In 2012, Hudson River Park’s RiverRocks concert series moved from the dilapidated Pier 54 (QRO venue review) uptown to the far classier (and more solid) Pier 84 (QRO venue review). But, despite the better digs, other factors weighed against the festival. Any move risks confusing people, especially when it’s from one pier to another, with only approximate addresses (at least it was still on the Hudson side of Manhattan…). The festival left a pier west of 14th Street, which is easily accessible by subway (discounting the walk to the west for anything on the Hudson) for not only Manhattanites but also all the hipsters on the L line, and moved to west of 44th Street, which is easily accessible for out-of-towners, since it’s west of Port Authority Bus Terminal, but not as much for hipsters (and you have to go to Port Authority Bus Terminal…). The line-up was a bit of an odd one, relying on solo acts like Dan Deacon & Grimes – and then a major storm washed out the Oberhofer show in between those two. Even the show on Thursday, August 9th was overshadowed by the event taking place the following night one dock over on the overshadowing Intrepid Air, Sea, and Space Museum – The Colbert Report‘s ‘Pepsi Presents StePhest ColbChella ‘012 Rocktaugustfest’ (QRO recap). But Grimes, and excellent opening performances by Wild Nothing & DIIV, delivered in a huge way.

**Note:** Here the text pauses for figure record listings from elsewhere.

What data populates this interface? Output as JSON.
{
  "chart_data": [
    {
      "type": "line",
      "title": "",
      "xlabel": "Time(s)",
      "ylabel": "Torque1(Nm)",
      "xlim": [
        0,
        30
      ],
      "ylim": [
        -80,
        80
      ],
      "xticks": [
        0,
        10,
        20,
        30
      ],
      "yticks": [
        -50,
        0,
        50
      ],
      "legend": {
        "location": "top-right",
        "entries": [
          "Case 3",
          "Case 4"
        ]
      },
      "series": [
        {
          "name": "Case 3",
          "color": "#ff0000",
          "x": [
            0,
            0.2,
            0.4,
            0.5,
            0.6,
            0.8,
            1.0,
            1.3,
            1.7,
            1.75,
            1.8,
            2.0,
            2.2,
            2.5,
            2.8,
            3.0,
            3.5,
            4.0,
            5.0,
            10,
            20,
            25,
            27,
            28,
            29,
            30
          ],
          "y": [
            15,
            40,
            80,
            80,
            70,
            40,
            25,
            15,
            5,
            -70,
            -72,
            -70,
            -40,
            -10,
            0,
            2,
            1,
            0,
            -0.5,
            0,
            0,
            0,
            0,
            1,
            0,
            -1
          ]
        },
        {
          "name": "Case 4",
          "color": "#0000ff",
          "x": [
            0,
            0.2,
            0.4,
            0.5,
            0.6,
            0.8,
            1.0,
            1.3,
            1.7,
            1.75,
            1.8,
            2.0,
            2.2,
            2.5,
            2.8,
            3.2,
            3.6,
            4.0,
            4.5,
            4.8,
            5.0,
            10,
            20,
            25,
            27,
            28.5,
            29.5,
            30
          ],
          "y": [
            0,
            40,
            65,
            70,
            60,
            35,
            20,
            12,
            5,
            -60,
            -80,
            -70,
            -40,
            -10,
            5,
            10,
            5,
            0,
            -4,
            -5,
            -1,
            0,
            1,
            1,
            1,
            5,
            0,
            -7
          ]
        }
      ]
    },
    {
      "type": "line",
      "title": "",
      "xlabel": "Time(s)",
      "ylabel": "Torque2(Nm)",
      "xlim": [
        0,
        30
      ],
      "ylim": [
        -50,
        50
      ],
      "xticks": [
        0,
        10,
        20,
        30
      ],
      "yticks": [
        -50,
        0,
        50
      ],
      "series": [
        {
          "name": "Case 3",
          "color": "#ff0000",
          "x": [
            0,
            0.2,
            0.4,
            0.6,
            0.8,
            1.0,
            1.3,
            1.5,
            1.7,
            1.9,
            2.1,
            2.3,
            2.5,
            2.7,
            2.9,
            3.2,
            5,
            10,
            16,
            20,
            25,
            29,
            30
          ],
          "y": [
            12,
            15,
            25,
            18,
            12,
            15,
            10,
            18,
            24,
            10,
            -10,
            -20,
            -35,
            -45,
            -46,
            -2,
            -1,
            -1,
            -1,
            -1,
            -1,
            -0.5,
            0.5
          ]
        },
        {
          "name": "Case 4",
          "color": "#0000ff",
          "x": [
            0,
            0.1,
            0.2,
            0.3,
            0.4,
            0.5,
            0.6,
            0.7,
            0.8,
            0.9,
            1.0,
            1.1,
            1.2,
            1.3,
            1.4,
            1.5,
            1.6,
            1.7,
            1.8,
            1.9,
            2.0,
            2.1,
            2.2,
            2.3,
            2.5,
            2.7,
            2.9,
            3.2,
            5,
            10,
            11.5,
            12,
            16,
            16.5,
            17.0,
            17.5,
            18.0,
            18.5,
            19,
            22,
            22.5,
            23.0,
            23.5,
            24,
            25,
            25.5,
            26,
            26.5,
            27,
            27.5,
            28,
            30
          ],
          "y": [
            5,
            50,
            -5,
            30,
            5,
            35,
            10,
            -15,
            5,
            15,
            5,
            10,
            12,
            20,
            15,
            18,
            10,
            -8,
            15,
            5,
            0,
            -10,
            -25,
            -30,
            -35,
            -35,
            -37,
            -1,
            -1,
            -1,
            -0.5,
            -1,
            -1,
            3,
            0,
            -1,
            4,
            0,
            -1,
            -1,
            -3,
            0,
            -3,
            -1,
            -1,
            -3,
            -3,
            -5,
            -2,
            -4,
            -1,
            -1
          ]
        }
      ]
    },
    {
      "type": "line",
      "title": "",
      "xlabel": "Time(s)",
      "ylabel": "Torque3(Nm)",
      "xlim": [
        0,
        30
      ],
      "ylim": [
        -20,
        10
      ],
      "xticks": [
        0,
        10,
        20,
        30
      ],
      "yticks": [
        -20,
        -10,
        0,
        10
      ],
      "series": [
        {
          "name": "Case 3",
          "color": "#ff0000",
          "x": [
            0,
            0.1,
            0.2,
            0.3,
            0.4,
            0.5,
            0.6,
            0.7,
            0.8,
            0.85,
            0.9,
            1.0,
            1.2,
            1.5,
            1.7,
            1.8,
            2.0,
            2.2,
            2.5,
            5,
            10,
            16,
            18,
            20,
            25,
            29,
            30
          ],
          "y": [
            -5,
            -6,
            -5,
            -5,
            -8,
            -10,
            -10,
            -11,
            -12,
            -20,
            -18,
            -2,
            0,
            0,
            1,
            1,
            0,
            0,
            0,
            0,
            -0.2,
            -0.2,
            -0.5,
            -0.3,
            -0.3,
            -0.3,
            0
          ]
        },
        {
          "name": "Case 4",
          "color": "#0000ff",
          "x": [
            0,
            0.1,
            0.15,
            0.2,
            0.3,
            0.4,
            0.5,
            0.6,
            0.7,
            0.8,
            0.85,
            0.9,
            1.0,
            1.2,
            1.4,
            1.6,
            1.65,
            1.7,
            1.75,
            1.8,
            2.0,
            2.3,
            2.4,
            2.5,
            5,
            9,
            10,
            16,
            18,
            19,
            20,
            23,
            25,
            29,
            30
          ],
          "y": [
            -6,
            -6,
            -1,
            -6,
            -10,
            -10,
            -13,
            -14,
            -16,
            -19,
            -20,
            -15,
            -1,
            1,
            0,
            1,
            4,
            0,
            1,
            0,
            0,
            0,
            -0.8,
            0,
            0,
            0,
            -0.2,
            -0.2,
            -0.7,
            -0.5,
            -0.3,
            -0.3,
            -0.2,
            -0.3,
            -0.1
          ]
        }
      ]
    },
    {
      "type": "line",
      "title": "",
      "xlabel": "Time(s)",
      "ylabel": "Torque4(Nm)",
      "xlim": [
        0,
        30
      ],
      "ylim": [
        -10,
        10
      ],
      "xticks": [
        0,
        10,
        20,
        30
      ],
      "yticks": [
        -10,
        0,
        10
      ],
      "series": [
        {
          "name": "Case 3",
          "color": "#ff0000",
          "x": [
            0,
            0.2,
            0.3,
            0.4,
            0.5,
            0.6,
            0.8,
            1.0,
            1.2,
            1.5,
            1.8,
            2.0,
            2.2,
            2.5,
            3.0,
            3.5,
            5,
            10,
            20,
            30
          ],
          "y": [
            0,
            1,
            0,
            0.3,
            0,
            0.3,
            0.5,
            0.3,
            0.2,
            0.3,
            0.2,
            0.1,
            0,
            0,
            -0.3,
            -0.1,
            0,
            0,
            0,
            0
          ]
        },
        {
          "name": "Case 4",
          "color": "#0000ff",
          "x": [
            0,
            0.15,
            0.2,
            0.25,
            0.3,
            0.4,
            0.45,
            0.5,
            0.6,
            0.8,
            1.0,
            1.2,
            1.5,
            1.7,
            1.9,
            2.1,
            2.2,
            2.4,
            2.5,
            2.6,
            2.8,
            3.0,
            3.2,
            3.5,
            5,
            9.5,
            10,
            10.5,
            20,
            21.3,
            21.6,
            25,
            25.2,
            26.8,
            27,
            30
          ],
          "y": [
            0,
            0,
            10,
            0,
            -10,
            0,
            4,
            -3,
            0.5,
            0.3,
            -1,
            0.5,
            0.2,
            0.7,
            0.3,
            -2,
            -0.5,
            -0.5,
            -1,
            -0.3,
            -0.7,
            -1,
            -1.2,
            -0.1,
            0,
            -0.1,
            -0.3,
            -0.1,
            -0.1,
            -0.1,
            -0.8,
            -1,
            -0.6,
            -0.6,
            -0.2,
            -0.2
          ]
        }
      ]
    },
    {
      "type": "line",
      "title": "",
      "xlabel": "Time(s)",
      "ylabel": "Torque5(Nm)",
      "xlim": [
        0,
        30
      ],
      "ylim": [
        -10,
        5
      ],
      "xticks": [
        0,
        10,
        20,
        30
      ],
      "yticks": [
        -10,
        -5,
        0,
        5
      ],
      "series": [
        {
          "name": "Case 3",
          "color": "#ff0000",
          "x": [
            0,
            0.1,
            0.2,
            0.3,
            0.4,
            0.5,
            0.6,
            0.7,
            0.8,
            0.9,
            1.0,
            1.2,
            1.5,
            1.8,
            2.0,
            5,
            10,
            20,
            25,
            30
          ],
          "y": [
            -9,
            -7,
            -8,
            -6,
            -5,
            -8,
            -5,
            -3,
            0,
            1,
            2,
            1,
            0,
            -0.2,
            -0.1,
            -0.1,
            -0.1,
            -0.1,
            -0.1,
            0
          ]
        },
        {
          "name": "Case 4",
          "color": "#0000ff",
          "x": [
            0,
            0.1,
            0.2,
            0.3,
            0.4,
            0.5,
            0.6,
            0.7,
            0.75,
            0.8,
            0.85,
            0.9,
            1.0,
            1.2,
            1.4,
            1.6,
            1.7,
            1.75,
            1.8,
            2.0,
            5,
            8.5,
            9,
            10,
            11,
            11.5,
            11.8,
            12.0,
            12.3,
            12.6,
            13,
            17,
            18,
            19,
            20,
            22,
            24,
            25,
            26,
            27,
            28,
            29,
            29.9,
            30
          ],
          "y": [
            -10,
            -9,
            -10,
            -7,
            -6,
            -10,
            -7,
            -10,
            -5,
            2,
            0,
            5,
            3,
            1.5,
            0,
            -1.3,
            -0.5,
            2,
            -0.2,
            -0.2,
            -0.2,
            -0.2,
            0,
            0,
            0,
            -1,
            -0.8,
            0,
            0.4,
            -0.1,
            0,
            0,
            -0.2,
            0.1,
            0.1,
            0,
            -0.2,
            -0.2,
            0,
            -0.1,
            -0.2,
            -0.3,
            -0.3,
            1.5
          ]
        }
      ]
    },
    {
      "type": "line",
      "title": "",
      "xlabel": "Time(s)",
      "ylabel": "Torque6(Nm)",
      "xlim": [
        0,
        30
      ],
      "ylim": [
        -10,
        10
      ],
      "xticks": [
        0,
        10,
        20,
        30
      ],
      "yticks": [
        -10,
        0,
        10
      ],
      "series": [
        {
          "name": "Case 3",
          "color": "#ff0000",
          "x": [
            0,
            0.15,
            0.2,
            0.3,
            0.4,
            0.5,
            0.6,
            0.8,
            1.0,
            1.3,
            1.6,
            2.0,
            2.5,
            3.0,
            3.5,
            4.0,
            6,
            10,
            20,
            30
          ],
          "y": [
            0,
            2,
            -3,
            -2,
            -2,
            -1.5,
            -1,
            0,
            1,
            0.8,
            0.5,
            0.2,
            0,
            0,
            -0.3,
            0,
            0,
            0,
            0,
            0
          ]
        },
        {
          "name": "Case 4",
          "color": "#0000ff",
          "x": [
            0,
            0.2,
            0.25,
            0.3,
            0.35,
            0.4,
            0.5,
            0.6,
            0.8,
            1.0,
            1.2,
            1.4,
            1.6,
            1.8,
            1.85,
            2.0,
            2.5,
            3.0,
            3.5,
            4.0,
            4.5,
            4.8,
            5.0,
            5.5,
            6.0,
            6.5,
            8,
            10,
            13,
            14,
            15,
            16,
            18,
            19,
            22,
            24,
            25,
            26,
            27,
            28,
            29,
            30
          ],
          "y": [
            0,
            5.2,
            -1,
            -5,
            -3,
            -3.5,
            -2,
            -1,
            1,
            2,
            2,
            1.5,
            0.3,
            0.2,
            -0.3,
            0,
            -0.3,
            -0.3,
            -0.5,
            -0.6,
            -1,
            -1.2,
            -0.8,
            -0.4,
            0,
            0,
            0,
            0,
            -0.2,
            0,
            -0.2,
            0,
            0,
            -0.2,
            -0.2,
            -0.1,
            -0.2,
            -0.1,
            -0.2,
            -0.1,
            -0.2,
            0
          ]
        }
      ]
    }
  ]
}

One knew it was going to be a big show just approaching Pier 84, as the line to get in not only went down the length of the pier, but then continued to snake & snake in the outdoor café area nearer the street. It looked like the hipsters (and they were hipsters…) had just created the line themselves, as it was hard to find any security, but the fans were well behaved (though of course complaining about a line for a free show…). The lines continued inside the actual ‘venue area’, not only for drinks but also for food and anything else. It was packed not even close to the stage at the start time of 7:00 PM, and even the benches in VIP already had people standing on them (they’re great to for watching the show if you can get on them, but otherwise you’re blocked – VIP problems…).
If the line-up hadn’t been so stacked, first opener DIIV could have stolen the show. While a young band, they don’t feel that way (they have already gone through a name change, dropping ‘Dive’ in favor of ‘DIIV’), as they’re experienced and enjoyable. What’s more, their energetic atmospherics (light on the vocals) fit perfectly into the evening. Wild Nothing were not only playing off their yet-to-be-released Nocturne, but were even selling it at Pier 84 before its actual release date (record label won’t be happy about that…). They had a similarly sweet set, with new drummer Michael Skattum – Nocturne drummer (of Small Black, and Previously of Previously on Lost – QRO interview) Jeff Curtin was actually in attendance, and approved (even if he admitted he was thrown off hearing someone play the beats he’d made…).
The weather held up surprisingly well. A few drops did fall during DIIV’s set, and it was cut short, but not from threat of lightning (always a threat that close to/on the water), but because the main mike had shorted out – however, RiverRocks’ Stephen Dima & Troy Moore (also of Seaport Music Festival on South Street Seaport’s Pier 17 – QRO venue review) were on it. They also handled the big emergency – VIP beer taps ran dry! It was a bit funny seeing VIPers one-by-one discover this fact, and try to coax more ale from the spent, sputtering taps, not to mention them all trying to look cool as they raced to the taps once they were refilled… (though there was also a lack of plastic cups)
But the main event was a little girl named Grimes (a.k.a. Claire Boucher). Things have blown up very quickly for the Vancouver native, who’s followed songstresses from the north of Europe like Lykke Li (QRO album review) and Oh Land (QRO album review) in success behind some very well received indietronica. It was only last fall that she was some unknown ‘Lykke Li 3.0’ at CMJ (QRO recap) & on tour with Li (QRO photos), but then came Visions (QRO review) and especially single “Genesis”. Plus everything electronic is huge in music these days, though it can often suffer live (especially outdoors, in any sort of natural light), as the solo artist can come off as just a DJ pushing buttons (see: Justice – QRO photos). Grimes squared that circle by bringing dancers – and bubbles. It wasn’t quite the man in a monkey suit of Black Moth Super Rainbow a few years ago at Pier 17 (QRO live review), but Grimes did deliver a beautiful set, that, yes, included “Genesis”, as well as an encore return with “Nightmusic” (which still sort of sounds like a remix of “Mickey”…).
RiverRocks is only three shows, spread over less than a month, so is always a bit of a shaky proposition – though not as shaky as Pier 54. The move to Pier 84 made it shakier still, and then this summer’s crazy weather knocked out one of the three shows. But the Hudson never quits, and neither does Hudson River Park’s RiverRocks.